教員不足の実態、勤務時間把握・集計方法の改善を

6/3枚方教組・市教委に申し入れ(2)

市教委へは、教員不足の実態、勤務時間把握・集計方法の改善についても申し入れを行っています。

   市費・府費講師不足の深刻な実態 保護者・市民に公表を

 小学校ダブルカウントの市費講師の不足も昨年の9名不足から、今年は16名の不足に拡大しており、府費講師についても、昨年枚方教組の実態調査で極めて深刻な状況が浮かび上がっていました。

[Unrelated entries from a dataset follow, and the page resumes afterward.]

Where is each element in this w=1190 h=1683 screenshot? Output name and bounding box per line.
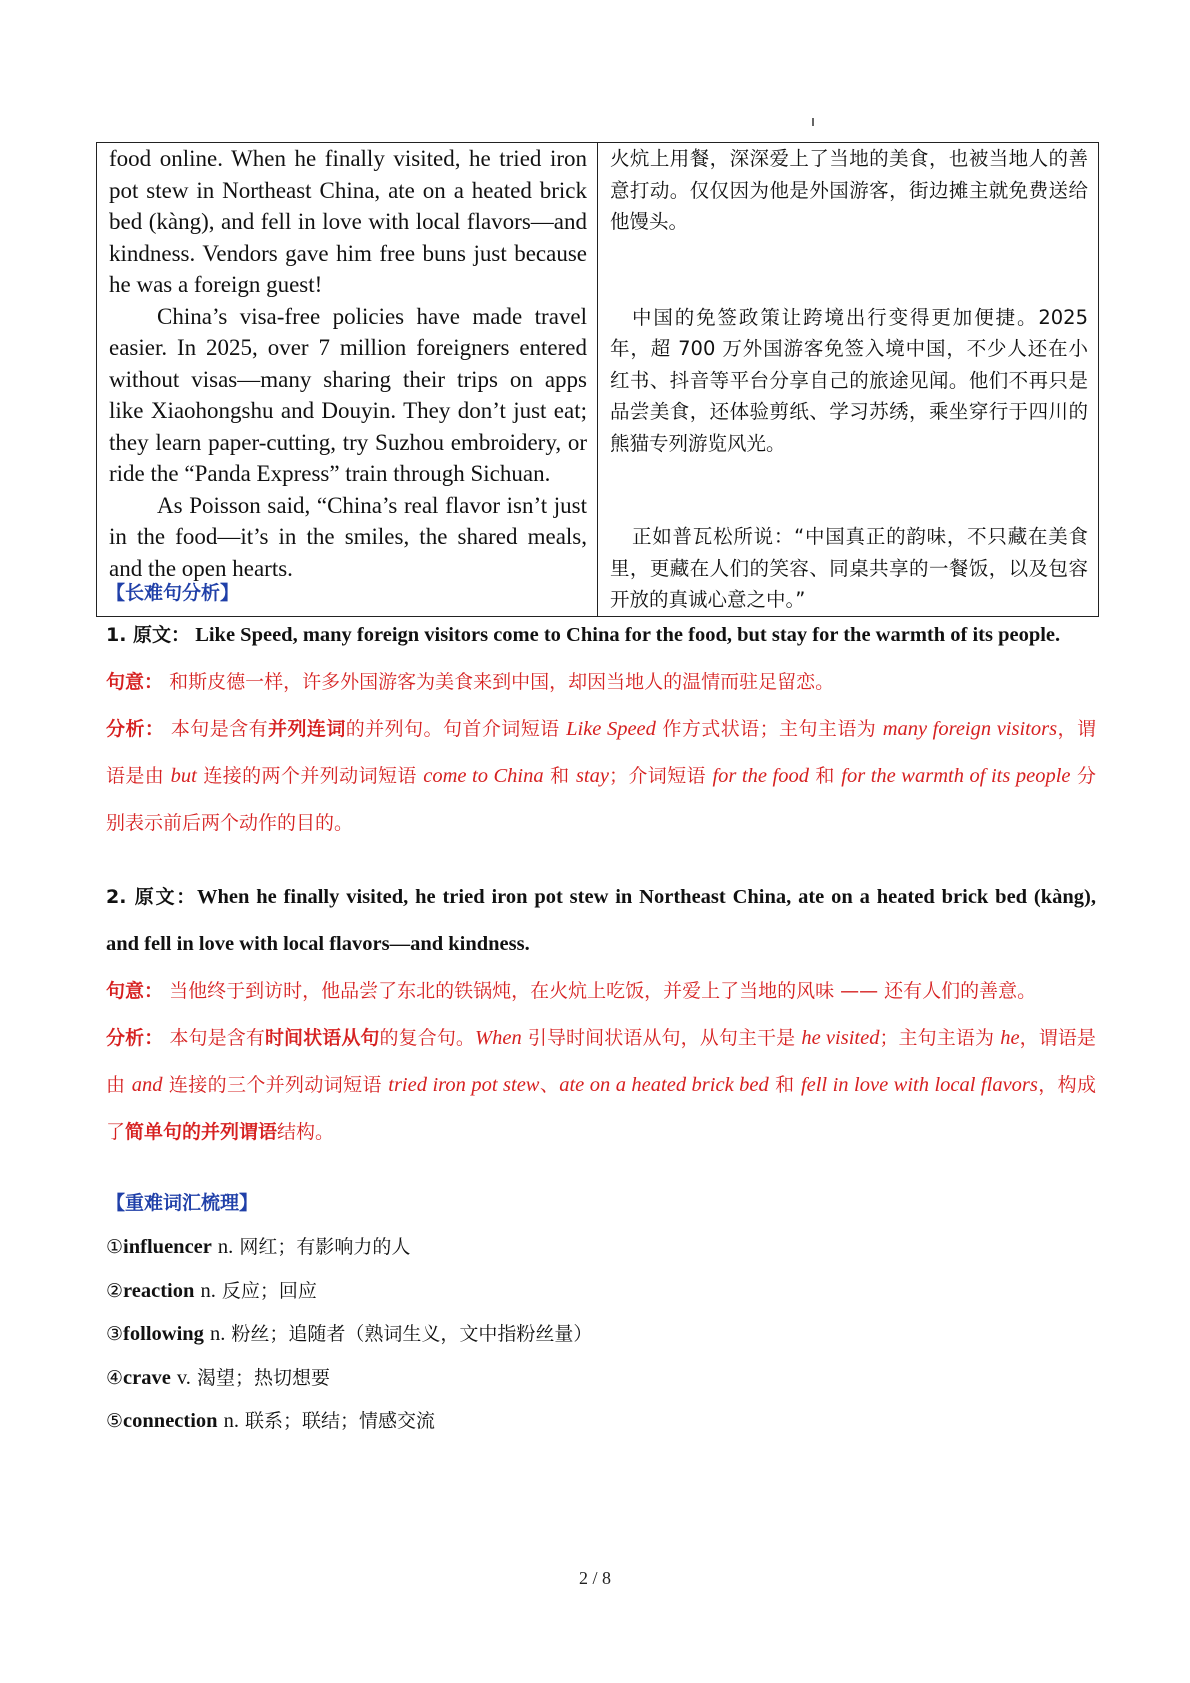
vocab-item: ③following n. 粉丝；追随者（熟词生义，文中指粉丝量）: [106, 1323, 593, 1345]
top-mark: [812, 118, 814, 126]
vocab-heading: 【重难词汇梳理】: [106, 1192, 259, 1214]
sentence-analysis: 分析： 本句是含有时间状语从句的复合句。When 引导时间状语从句，从句主干是 he visited；主句主语为 he，谓语是由 and 连接的三个并列动词短语 tried iron pot stew、ate on a heated brick bed 和 fell in love with local flavors，构成了简单句的并列谓语结构。: [106, 1027, 1096, 1143]
vocab-item: ②reaction n. 反应；回应: [106, 1280, 317, 1302]
english-paragraph: food online. When he finally visited, he tried iron pot stew in Northeast China, ate on a heated brick bed (kàng), and fell in love with local flavors—and kindness. Vendors gave him free buns just because he was a foreign guest!: [109, 146, 587, 297]
page-number: 2 / 8: [578, 1568, 611, 1588]
sentence-meaning: 句意： 当他终于到访时，他品尝了东北的铁锅炖，在火炕上吃饭，并爱上了当地的风味 —— 还有人们的善意。: [106, 980, 1037, 1002]
english-paragraph: China’s visa-free policies have made travel easier. In 2025, over 7 million foreigners entered without visas—many sharing their trips on apps like Xiaohongshu and Douyin. They don’t just eat; they learn paper-cutting, try Suzhou embroidery, or ride the “Panda Express” train through Sichuan.: [109, 303, 587, 486]
original-sentence: 2. 原文：When he finally visited, he tried iron pot stew in Northeast China, ate on a heated brick bed (kàng), and fell in love with local flavors—and kindness.: [106, 886, 1096, 955]
chinese-paragraph: 中国的免签政策让跨境出行变得更加便捷。2025年，超 700 万外国游客免签入境中国，不少人还在小红书、抖音等平台分享自己的旅途见闻。他们不再只是品尝美食，还体验剪纸、学习苏绣，乘坐穿行于四川的熊猫专列游览风光。: [610, 305, 1088, 455]
analysis-item-1: [106, 612, 1096, 847]
chinese-paragraph: 正如普瓦松所说：“中国真正的韵味，不只藏在美食里，更藏在人们的笑容、同桌共享的一餐饭，以及包容开放的真诚心意之中。”: [610, 525, 1088, 611]
sentence-analysis: 分析： 本句是含有并列连词的并列句。句首介词短语 Like Speed 作方式状语；主句主语为 many foreign visitors，谓语是由 but 连接的两个并列动词短语 come to China 和 stay；介词短语 for the food 和 for the warmth of its people 分别表示前后两个动作的目的。: [106, 718, 1096, 834]
analysis-item-2: [106, 874, 1096, 1156]
bilingual-passage-table: [96, 142, 1099, 617]
chinese-column: [598, 143, 1099, 617]
analysis-heading: 【长难句分析】: [106, 582, 240, 604]
vocab-item: ④crave v. 渴望；热切想要: [106, 1367, 330, 1389]
original-sentence: 1. 原文： Like Speed, many foreign visitors come to China for the food, but stay for the warmth of its people.: [106, 624, 1061, 646]
chinese-paragraph: 火炕上用餐，深深爱上了当地的美食，也被当地人的善意打动。仅仅因为他是外国游客，街边摊主就免费送给他馒头。: [610, 147, 1088, 233]
english-column: [97, 143, 598, 617]
vocab-item: ⑤connection n. 联系；联结；情感交流: [106, 1410, 436, 1432]
sentence-meaning: 句意： 和斯皮德一样，许多外国游客为美食来到中国，却因当地人的温情而驻足留恋。: [106, 671, 835, 693]
vocab-item: ①influencer n. 网红；有影响力的人: [106, 1236, 411, 1258]
english-paragraph: As Poisson said, “China’s real flavor isn’t just in the food—it’s in the smiles, the shared meals, and the open hearts.: [109, 492, 587, 581]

教員不足の広がりで、学校現場に負担や犠牲が強いられていますが、保護者や市民からは、授業や教育活動がこれまで通り行われていることしか伝わっていません。

教員不足の実態を保護者市民に公表することは、保護者や市民に理解を広める上でも、保護者が自身の子どもたちの教育権が保障されていない実態を知る権利の点からも、不可欠なはずです。

国会・給特法審議でも重大問題に

勤務時間集計公表を、集計方法はどうなっているのか、早急な改善を

 申し入れでは、教員不足の公表とともに、月ごとの時間外「勤務時間」の状況を教職員、保護者、市民向けに公表することとともに、「時間外」の把握内容、集計内容がどうなっているかについても明らかにするとともに、実態に応じたものになるよう改善を求めています。

 昨年末の対市交渉で、「時間外の時間」を「5時以降の時間で集計」と市教委が回答していましたが、その後「始業前の朝の時間も集計している」と訂正が組合に伝えられていました。

 市教委は、各学校からの報告をもとに時間外の集計して把握しているとしています。

 出退勤システムでは、「始業前の時間外『勤務時間』」「5時以降の時間外『勤務時間』」が表示されますが、「時間外の時間」をどう集計するか、次のような点についても現場からは疑問がわいてきます。

①「5時以降の『時間外勤務時間』」は、15分が差し引かれて表示される!?   

市の職員のシステムを流用したものをベースとしているためで、残業手当の出る法令通りの規定では、「8時間を超えて勤務」の場合、「15分の休憩」を追加する必要があるため、この表示に。

教員については、原則5時以降は「勤務時間」と扱われていないため、「15分休憩」にならないはず。

②「休憩時間(45分)」は、働いているのに自動的に差し引かれている!!

システム上、「時間外『勤務時間』」の集計では、休憩時間をとったものとして差し引かれるようになっている。休憩時間がほとんどとれていないと組合アンケートからも声が出ています。

休憩時間の実態からは、市教委公表の1か月の時間外の時間集計も、実際は20時間近く多くなってくることになります。

③ 「8時始業に変更」、「遅出・早出勤務」の時間外の時間集計は?

学校によって8:00~16:30勤務に変更している例も聞かれますが、子育て職員は別途の対応がされていると聞きます。遅出早出職員とともに、変則的な場合の時間外集計がどうなっているのでしょうか?

  学校任せにせず、システムの根本的見直しを、市教委として説明を

 これらの勤務時間把握、集計の対応を学校や教頭にゆだねることは多大な負担になります。国会審議でも、勤務時間把握、集計方法について大きく取り上げられ、休憩時間、持ち帰り業務についても、実態調査の必要性が取り上げられています。システムそのものを学校教職員用に根本的に見直し、休憩時間の実態、持ち帰り業務も含めた対応を、市教委が説明して示すべきです。